Investors are advised that forward-looking statements included in the press release are based on current management expectations and are influenced by numerous factors, risks, uncertainties, and assumptions that could cause actual outcomes to diverge materially from those described. Saia operates 213 terminals across 48 states and offers a wide range of services, detailed in the Investor Relations section of their website.
This report is based on a press release statement and presents the data without speculation on the broader industry impacts or trends. It is intended to provide investors with a factual update on Saia’s recent performance in the LTL shipment and tonnage space, with the company currently trading at a P/E ratio of 28.77 and operating with moderate debt levels.

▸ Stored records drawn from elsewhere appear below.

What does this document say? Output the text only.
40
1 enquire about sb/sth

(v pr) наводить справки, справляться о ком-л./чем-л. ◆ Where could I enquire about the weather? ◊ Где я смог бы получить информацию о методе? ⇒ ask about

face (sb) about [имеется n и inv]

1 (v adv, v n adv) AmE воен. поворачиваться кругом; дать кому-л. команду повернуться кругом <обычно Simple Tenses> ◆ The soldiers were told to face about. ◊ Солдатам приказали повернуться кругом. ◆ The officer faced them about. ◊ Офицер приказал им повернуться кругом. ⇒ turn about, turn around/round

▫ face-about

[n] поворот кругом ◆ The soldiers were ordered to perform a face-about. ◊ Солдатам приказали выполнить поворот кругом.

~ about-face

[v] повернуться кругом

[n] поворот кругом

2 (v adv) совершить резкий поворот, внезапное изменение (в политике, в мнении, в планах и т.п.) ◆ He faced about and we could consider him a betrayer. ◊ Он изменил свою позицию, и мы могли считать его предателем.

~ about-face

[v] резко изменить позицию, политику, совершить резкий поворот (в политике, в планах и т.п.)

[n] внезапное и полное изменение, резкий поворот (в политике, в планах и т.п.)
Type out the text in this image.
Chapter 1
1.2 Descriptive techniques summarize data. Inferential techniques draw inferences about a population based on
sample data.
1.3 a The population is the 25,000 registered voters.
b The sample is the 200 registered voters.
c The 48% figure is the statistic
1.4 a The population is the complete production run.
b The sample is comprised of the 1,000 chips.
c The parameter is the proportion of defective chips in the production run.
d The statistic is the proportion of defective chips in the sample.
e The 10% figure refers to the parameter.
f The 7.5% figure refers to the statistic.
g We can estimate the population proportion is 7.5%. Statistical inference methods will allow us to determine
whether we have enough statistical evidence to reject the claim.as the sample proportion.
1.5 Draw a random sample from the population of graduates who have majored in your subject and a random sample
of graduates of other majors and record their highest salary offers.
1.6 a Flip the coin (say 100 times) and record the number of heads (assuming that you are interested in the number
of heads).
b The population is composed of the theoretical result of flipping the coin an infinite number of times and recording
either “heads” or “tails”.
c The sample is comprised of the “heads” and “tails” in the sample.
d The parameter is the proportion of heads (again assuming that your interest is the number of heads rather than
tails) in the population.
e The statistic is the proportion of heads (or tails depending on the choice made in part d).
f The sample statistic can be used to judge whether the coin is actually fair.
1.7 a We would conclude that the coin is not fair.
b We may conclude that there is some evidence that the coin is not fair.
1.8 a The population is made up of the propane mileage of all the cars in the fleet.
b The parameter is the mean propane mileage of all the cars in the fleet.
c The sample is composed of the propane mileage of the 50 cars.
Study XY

In other recent news, Saia Inc. reported its fourth-quarter 2024 earnings, surpassing analyst expectations with an earnings per share (EPS) of $2.84 and achieving a record quarterly revenue of $789 million. Despite the positive financial results, the company’s stock experienced a pre-market decline of 0.8%, reflecting broader market concerns. Analysts from Benchmark maintained their Buy rating on Saia, highlighting the company’s strong revenue performance and increased shipments, with a price target of $560. Meanwhile, Stifel upgraded Saia’s stock to a Buy, setting a target of $524, citing the company’s potential for growth and profitability. TD Cowen raised Saia’s price target to $478 while maintaining a Hold rating, acknowledging the company’s robust tonnage growth and surpassing of earnings forecasts. BMO Capital Markets adjusted its price target for Saia to $545 from $560, maintaining a Market Perform rating, while noting the positive impact of the company’s recent investments on volume growth. Saia’s management remains optimistic about future operational improvements, with plans to open additional terminals and enhance network efficiency in the coming year.